Rice Et Ux. v. Scranton

166 A. 865 | Pa. | 1933

Argued April 12, 1933. On April 4, 1929, about 4: 30 p.m., Mrs. Rice, on leaving a grocery store on Main Street in defendant city, stepped into a hole in the sidewalk in front of the store, causing her to fall and receive the injuries here complained of. An affidavit of defense was filed "raising questions of law" and averring the statement of claim is vague and indefinite and shows on its face that plaintiff was guilty of contributory negligence. The court below sustained this contention and entered judgment for defendant. In so doing we are of opinion error was *536 committed. This case comes clearly within the rule stated in Rhodes v.

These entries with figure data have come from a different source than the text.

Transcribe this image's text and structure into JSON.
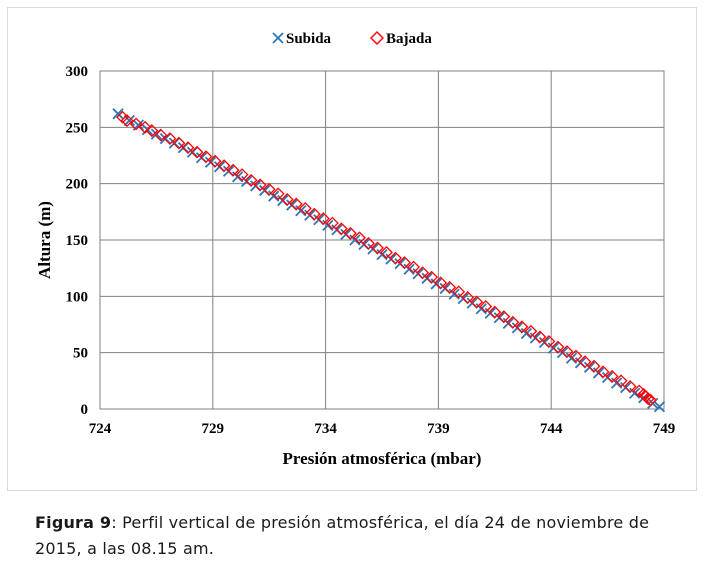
{
  "chart_data": {
    "type": "scatter",
    "title": "",
    "xlabel": "Presión atmosférica  (mbar)",
    "ylabel": "Altura  (m)",
    "xlim": [
      724,
      749
    ],
    "ylim": [
      0,
      300
    ],
    "x_ticks": [
      724,
      729,
      734,
      739,
      744,
      749
    ],
    "y_ticks": [
      0,
      50,
      100,
      150,
      200,
      250,
      300
    ],
    "grid": true,
    "legend_position": "top-center",
    "series": [
      {
        "name": "Subida",
        "marker": "x",
        "color": "#2E75B6",
        "points": [
          [
            724.8,
            262
          ],
          [
            725.3,
            256
          ],
          [
            725.7,
            252
          ],
          [
            726.1,
            248
          ],
          [
            726.5,
            244
          ],
          [
            726.9,
            240
          ],
          [
            727.3,
            236
          ],
          [
            727.7,
            232
          ],
          [
            728.1,
            228
          ],
          [
            728.5,
            223
          ],
          [
            728.9,
            219
          ],
          [
            729.3,
            215
          ],
          [
            729.7,
            211
          ],
          [
            730.1,
            206
          ],
          [
            730.5,
            202
          ],
          [
            730.9,
            198
          ],
          [
            731.3,
            194
          ],
          [
            731.7,
            189
          ],
          [
            732.1,
            185
          ],
          [
            732.5,
            181
          ],
          [
            732.9,
            176
          ],
          [
            733.3,
            172
          ],
          [
            733.7,
            168
          ],
          [
            734.1,
            163
          ],
          [
            734.5,
            159
          ],
          [
            734.9,
            155
          ],
          [
            735.3,
            150
          ],
          [
            735.7,
            146
          ],
          [
            736.1,
            142
          ],
          [
            736.5,
            137
          ],
          [
            736.9,
            133
          ],
          [
            737.3,
            129
          ],
          [
            737.7,
            124
          ],
          [
            738.1,
            120
          ],
          [
            738.5,
            116
          ],
          [
            738.9,
            111
          ],
          [
            739.3,
            107
          ],
          [
            739.7,
            102
          ],
          [
            740.1,
            98
          ],
          [
            740.5,
            94
          ],
          [
            740.9,
            89
          ],
          [
            741.3,
            85
          ],
          [
            741.7,
            81
          ],
          [
            742.1,
            76
          ],
          [
            742.5,
            72
          ],
          [
            742.9,
            67
          ],
          [
            743.3,
            63
          ],
          [
            743.7,
            59
          ],
          [
            744.1,
            54
          ],
          [
            744.5,
            50
          ],
          [
            744.9,
            45
          ],
          [
            745.3,
            41
          ],
          [
            745.7,
            37
          ],
          [
            746.1,
            32
          ],
          [
            746.5,
            28
          ],
          [
            746.9,
            23
          ],
          [
            747.3,
            19
          ],
          [
            747.7,
            14
          ],
          [
            748.1,
            10
          ],
          [
            748.5,
            5
          ],
          [
            748.8,
            2
          ]
        ]
      },
      {
        "name": "Bajada",
        "marker": "diamond",
        "color": "#FF0000",
        "points": [
          [
            725.0,
            259
          ],
          [
            725.2,
            256
          ],
          [
            725.6,
            253
          ],
          [
            726.0,
            250
          ],
          [
            726.3,
            247
          ],
          [
            726.7,
            243
          ],
          [
            727.1,
            240
          ],
          [
            727.5,
            236
          ],
          [
            727.9,
            232
          ],
          [
            728.3,
            228
          ],
          [
            728.7,
            224
          ],
          [
            729.1,
            220
          ],
          [
            729.5,
            216
          ],
          [
            729.9,
            212
          ],
          [
            730.3,
            208
          ],
          [
            730.7,
            203
          ],
          [
            731.1,
            199
          ],
          [
            731.5,
            195
          ],
          [
            731.9,
            191
          ],
          [
            732.3,
            186
          ],
          [
            732.7,
            182
          ],
          [
            733.1,
            178
          ],
          [
            733.5,
            173
          ],
          [
            733.9,
            169
          ],
          [
            734.3,
            165
          ],
          [
            734.7,
            160
          ],
          [
            735.1,
            156
          ],
          [
            735.5,
            152
          ],
          [
            735.9,
            147
          ],
          [
            736.3,
            143
          ],
          [
            736.7,
            139
          ],
          [
            737.1,
            134
          ],
          [
            737.5,
            130
          ],
          [
            737.9,
            126
          ],
          [
            738.3,
            121
          ],
          [
            738.7,
            117
          ],
          [
            739.1,
            112
          ],
          [
            739.5,
            108
          ],
          [
            739.9,
            104
          ],
          [
            740.3,
            99
          ],
          [
            740.7,
            95
          ],
          [
            741.1,
            91
          ],
          [
            741.5,
            86
          ],
          [
            741.9,
            82
          ],
          [
            742.3,
            77
          ],
          [
            742.7,
            73
          ],
          [
            743.1,
            69
          ],
          [
            743.5,
            64
          ],
          [
            743.9,
            60
          ],
          [
            744.3,
            55
          ],
          [
            744.7,
            51
          ],
          [
            745.1,
            47
          ],
          [
            745.5,
            42
          ],
          [
            745.9,
            38
          ],
          [
            746.3,
            33
          ],
          [
            746.7,
            29
          ],
          [
            747.1,
            25
          ],
          [
            747.5,
            20
          ],
          [
            747.9,
            16
          ],
          [
            748.1,
            13
          ],
          [
            748.2,
            11
          ],
          [
            748.3,
            9
          ],
          [
            748.4,
            8
          ]
        ]
      }
    ]
  },
  "caption": {
    "label": "Figura 9",
    "text": ": Perfil vertical de presión atmosférica, el día 24 de noviembre de 2015, a las 08.15 am."
  }
}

Terheyden, 272 Pa. 397. In holding that summary judgment should be entered only in clear cases, we there (page 401) said: "If appellee was of opinion the averment of the statement did not 'conform to the provisions' of the Practice Act of May 14, 1915, P. L. 483, he should have moved to strike it off, as provided by section 21. If he believed it did 'conform to the provisions' of the act, but was not sufficiently specific, he should have taken a rule for a more specific statement, and followed this with a motion for a non pros., if the court made his rule absolute and its order was not complied with (King v. Brillhart, 271 Pa. 301, 305); this practice still obtains, notwithstanding section 21 of the act, which 'is not intended to provide a new or exclusive remedy, applicable to defective pleadings; it is simply a general enabling provision to be read in connection with the rest of the act': Parry v. First Nat. Bank of Lansford, 270 Pa. 556, 560."

The judgment of the court below is reversed with a procedendo, and leave granted plaintiffs to amend their statement and defendant to reply thereto.